One problem is that bundles are never unloaded. This could cause problems with applications that use large plugins for short periods of time, but is probably not much of a problem in practice.
XCode
XCode is the Apple development environment. In some ways it is very nice, the project model takes some getting used to but I quite like it. Its main problem is that it is built on top of GCC and GDB, which are functional but hardly user friendly. Compared to other dev environments such as Eclipse and Visual Studio, XCode looks a bit weak. The dialog builder is nice though.
Exceptions
Objective-C has exceptions - yah! However, they are not very useful; Obj-C objects do not live on the stack so any stack unwinding does not release your objects (autorelease pools apparently do get cleaned up, but that doesn't get the job done).

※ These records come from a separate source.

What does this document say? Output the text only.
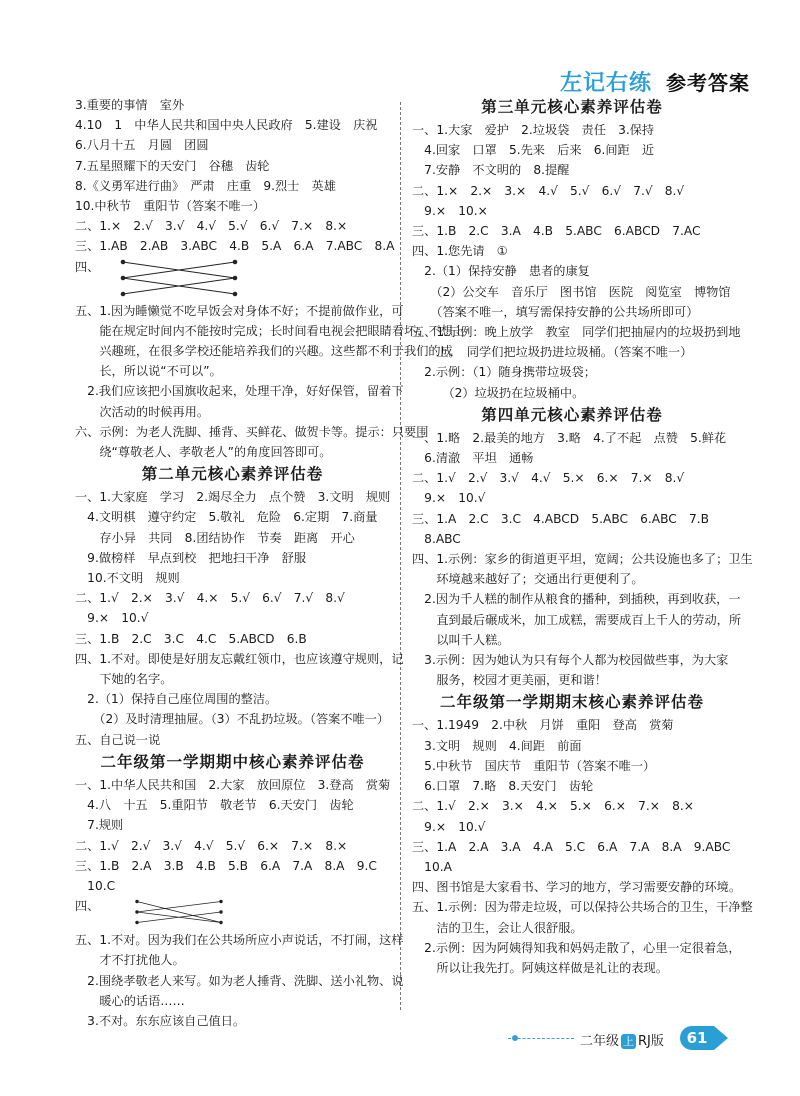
左记右练 参考答案
3.重要的事情　室外
4.10　1　中华人民共和国中央人民政府　5.建设　庆祝
6.八月十五　月圆　团圆
7.五星照耀下的天安门　谷穗　齿轮
8.《义勇军进行曲》　严肃　庄重　9.烈士　英雄
10.中秋节　重阳节（答案不唯一）
二、1.×　2.√　3.√　4.√　5.√　6.√　7.×　8.×
三、1.AB　2.AB　3.ABC　4.B　5.A　6.A　7.ABC　8.A
四、
五、1.因为睡懒觉不吃早饭会对身体不好；不提前做作业，可
　　能在规定时间内不能按时完成；长时间看电视会把眼睛看坏；不想上
　　兴趣班，在很多学校还能培养我们的兴趣。这些都不利于我们的成
　　长，所以说“不可以”。
　2.我们应该把小国旗收起来，处理干净，好好保管，留着下
　　次活动的时候再用。
六、示例：为老人洗脚、捶背、买鲜花、做贺卡等。提示：只要围
　　绕“尊敬老人、孝敬老人”的角度回答即可。
第二单元核心素养评估卷
一、1.大家庭　学习　2.竭尽全力　点个赞　3.文明　规则
　4.文明棋　遵守约定　5.敬礼　危险　6.定期　7.商量
　　存小异　共同　8.团结协作　节奏　距离　开心
　9.做榜样　早点到校　把地扫干净　舒服
　10.不文明　规则
二、1.√　2.×　3.√　4.×　5.√　6.√　7.√　8.√
　9.×　10.√
三、1.B　2.C　3.C　4.C　5.ABCD　6.B
四、1.不对。即使是好朋友忘戴红领巾，也应该遵守规则，记
　　下她的名字。
　2.（1）保持自己座位周围的整洁。
　　（2）及时清理抽屉。（3）不乱扔垃圾。（答案不唯一）
五、自己说一说
二年级第一学期期中核心素养评估卷
一、1.中华人民共和国　2.大家　放回原位　3.登高　赏菊
　4.八　十五　5.重阳节　敬老节　6.天安门　齿轮
　7.规则
二、1.√　2.√　3.√　4.√　5.√　6.×　7.×　8.×
三、1.B　2.A　3.B　4.B　5.B　6.A　7.A　8.A　9.C
　10.C
四、
五、1.不对。因为我们在公共场所应小声说话，不打闹，这样
　　才不打扰他人。
　2.围绕孝敬老人来写。如为老人捶背、洗脚、送小礼物、说
　　暖心的话语……
　3.不对。东东应该自己值日。
第三单元核心素养评估卷
一、1.大家　爱护　2.垃圾袋　责任　3.保持
　4.回家　口罩　5.先来　后来　6.间距　近
　7.安静　不文明的　8.提醒
二、1.×　2.×　3.×　4.√　5.√　6.√　7.√　8.√
　9.×　10.×
三、1.B　2.C　3.A　4.B　5.ABC　6.ABCD　7.AC
四、1.您先请　①
　2.（1）保持安静　患者的康复
　　（2）公交车　音乐厅　图书馆　医院　阅览室　博物馆
　　（答案不唯一，填写需保持安静的公共场所即可）
五、1.示例：晚上放学　教室　同学们把抽屉内的垃圾扔到地
　　上。　同学们把垃圾扔进垃圾桶。（答案不唯一）
　2.示例：（1）随身携带垃圾袋；
　　　（2）垃圾扔在垃圾桶中。
第四单元核心素养评估卷
一、1.略　2.最美的地方　3.略　4.了不起　点赞　5.鲜花
　6.清澈　平坦　通畅
二、1.√　2.√　3.√　4.√　5.×　6.×　7.×　8.√
　9.×　10.√
三、1.A　2.C　3.C　4.ABCD　5.ABC　6.ABC　7.B
　8.ABC
四、1.示例：家乡的街道更平坦，宽阔；公共设施也多了；卫生
　　环境越来越好了；交通出行更便利了。
　2.因为千人糕的制作从粮食的播种，到插秧，再到收获，一
　　直到最后碾成米，加工成糕，需要成百上千人的劳动，所
　　以叫千人糕。
　3.示例：因为她认为只有每个人都为校园做些事，为大家
　　服务，校园才更美丽，更和谐！
二年级第一学期期末核心素养评估卷
一、1.1949　2.中秋　月饼　重阳　登高　赏菊
　3.文明　规则　4.间距　前面
　5.中秋节　国庆节　重阳节（答案不唯一）
　6.口罩　7.略　8.天安门　齿轮
二、1.√　2.×　3.×　4.×　5.×　6.×　7.×　8.×
　9.×　10.√
三、1.A　2.A　3.A　4.A　5.C　6.A　7.A　8.A　9.ABC
　10.A
四、图书馆是大家看书、学习的地方，学习需要安静的环境。
五、1.示例：因为带走垃圾，可以保持公共场合的卫生，干净整
　　洁的卫生，会让人很舒服。
　2.示例：因为阿姨得知我和妈妈走散了，心里一定很着急，
　　所以让我先打。阿姨这样做是礼让的表现。
二年级 上 RJ版	61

Obj-C does support @finally blocks, so you can manually clean up your objects yourself, but this is a pain. The frameworks don't seem to use exceptions much.
I had a brief look at what happens when C++ code throws a C++ exception though Objective-C code, and vica versa - the answer is a Lovecraftian horror that you don't want to muck around with.
For the record, I thinks Java's approach to forcing exception handling is by far the best (with honourable mention to C#'s using syntax hack).
Reflection
The Obj-C runtime has pretty good support for reflection - although not as convenient to use as Java or C#. This opens up all sorts of tricks that just aren't possible with C++, one of which is:
Serialization
Obj-C has support of writing objects to streams and restoring them later. This is handy by itself, but MacOSX does one better and provides a way (actually multiple ways) of structuring data so that the operating system can index it automatically - this is basically how spotlight works.